In the late '90s every hardcore band started their set the same way. The band prepped up gear and stretched for the exercise ahead of them while the singer jumped around like a motivational speaker with its head cut off, squawking about the scene and their major crush for each band that played before them. But not Disembodied, they were the odd band out in the era of zines and distros. Their sets began with a swelling, a growling of the bass, and when the whole band came in there was nothing positive screamed-Disembodied were the dark side of hardcore.

'If God Only Knew The Rest Were Dead', released in 1998 by Ferret Records, began with the same building and dissidence of anger as Disembodied did live. 'If God Only Knew The Rest Were Dead' was a quick five song EP that took the foundation that Unbroken laid ground in 'Life Love Regret' and added in a worship of Slayer's 'South of Heaven'. Each of the five songs lyrically painted a different type of failure of hope over a world-ending scenario. The darkness of the EP left Disembodied in a very small club of hardcore. There were no basketball jerseys worn in this club.

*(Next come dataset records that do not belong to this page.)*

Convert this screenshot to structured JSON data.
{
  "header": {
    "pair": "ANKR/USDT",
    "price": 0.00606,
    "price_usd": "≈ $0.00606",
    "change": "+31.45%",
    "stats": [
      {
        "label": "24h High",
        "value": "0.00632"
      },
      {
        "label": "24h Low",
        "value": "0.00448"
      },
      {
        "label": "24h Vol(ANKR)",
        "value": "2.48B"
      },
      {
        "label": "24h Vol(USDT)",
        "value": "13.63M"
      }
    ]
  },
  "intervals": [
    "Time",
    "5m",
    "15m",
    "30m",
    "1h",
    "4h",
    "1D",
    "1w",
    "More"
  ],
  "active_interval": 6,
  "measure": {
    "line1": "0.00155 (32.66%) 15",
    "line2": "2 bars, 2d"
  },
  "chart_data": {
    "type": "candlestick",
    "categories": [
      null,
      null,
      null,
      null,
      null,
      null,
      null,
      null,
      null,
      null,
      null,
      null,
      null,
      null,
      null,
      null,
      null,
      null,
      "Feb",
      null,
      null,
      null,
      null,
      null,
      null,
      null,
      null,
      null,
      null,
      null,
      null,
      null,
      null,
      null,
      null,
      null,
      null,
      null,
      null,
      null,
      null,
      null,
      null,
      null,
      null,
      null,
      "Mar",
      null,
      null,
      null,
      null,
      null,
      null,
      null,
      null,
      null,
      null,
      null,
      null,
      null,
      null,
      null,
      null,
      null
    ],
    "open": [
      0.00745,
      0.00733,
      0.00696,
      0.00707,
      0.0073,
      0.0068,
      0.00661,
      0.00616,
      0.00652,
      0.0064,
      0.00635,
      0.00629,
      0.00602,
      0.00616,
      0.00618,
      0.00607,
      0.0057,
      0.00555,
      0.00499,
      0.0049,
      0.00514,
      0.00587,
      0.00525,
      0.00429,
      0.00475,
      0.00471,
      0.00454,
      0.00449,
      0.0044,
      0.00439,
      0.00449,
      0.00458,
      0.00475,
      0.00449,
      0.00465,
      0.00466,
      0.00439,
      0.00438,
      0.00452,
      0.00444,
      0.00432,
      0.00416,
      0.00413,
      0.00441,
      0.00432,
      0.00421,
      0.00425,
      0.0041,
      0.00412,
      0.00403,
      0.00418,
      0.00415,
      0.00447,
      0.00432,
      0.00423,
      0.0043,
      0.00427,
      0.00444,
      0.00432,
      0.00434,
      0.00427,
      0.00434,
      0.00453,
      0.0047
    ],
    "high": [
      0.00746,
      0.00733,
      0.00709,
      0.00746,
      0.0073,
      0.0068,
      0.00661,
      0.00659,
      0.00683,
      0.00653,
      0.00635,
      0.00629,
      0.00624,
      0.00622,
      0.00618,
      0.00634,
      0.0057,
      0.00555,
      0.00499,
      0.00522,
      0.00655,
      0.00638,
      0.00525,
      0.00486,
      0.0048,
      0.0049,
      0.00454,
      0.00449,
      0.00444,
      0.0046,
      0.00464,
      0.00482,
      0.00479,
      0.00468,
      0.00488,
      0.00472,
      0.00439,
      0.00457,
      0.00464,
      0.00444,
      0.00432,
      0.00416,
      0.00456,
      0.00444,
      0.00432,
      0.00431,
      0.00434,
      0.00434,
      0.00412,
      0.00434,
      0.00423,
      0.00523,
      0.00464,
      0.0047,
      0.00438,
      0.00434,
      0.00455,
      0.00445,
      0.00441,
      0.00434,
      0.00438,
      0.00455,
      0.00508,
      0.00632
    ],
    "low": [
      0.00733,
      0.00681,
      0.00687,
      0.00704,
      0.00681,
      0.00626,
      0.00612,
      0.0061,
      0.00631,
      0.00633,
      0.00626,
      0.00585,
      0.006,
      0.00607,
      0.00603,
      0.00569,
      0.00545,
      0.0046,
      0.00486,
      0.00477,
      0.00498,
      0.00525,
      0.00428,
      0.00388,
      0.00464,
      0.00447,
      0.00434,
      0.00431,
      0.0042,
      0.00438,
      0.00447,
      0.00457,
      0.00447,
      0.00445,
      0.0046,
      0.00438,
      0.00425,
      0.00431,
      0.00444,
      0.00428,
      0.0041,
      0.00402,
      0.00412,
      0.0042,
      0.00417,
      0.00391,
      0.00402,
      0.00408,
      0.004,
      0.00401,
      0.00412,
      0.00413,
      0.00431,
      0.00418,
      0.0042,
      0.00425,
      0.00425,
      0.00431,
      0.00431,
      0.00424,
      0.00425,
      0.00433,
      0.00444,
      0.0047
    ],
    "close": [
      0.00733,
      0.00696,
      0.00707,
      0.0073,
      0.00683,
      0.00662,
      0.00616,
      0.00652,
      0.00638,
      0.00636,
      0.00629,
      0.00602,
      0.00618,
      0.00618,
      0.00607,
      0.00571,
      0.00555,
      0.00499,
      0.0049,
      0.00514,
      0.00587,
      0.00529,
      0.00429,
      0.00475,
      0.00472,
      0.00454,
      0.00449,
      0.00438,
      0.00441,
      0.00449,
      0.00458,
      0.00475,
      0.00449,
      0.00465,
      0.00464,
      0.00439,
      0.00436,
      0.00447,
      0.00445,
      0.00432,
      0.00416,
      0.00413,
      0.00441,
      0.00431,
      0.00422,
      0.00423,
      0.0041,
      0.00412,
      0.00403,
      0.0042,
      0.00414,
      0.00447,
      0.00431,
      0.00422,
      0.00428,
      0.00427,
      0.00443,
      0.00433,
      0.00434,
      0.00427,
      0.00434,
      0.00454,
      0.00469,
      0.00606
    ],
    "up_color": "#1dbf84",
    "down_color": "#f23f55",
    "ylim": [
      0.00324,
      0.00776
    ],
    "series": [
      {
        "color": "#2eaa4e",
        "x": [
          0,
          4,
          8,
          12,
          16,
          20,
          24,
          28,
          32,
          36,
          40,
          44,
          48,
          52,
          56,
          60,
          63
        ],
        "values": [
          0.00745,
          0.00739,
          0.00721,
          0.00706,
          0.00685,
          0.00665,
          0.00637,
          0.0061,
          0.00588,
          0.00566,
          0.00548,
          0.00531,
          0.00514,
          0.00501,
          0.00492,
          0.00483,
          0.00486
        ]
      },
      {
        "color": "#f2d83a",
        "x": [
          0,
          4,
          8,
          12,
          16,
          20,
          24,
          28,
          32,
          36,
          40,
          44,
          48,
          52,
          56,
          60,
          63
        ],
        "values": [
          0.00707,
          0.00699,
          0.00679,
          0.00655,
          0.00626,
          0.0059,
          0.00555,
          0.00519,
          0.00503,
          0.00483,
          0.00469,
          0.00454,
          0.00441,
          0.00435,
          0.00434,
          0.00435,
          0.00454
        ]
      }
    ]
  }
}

For many these days chuggy thumpy hardcore seems like a punch line to a joke, but some bands, and some records stand to be revisited-and you know what, some should be celebrated. 'If God Only Knew The Rest Were Dead' is one of those records.

As of right now Disembodied have regrouped and will be playing a few reunion shows, as is the parlance of our times, and will be one of the headliners at Burning Fight book release show May 2 and 3 in Chicago with Converge, Unbroken, and Trial. There will be windmills, karate chops, and at least one person wearing a hockey mask with three X's marked on it in the pit.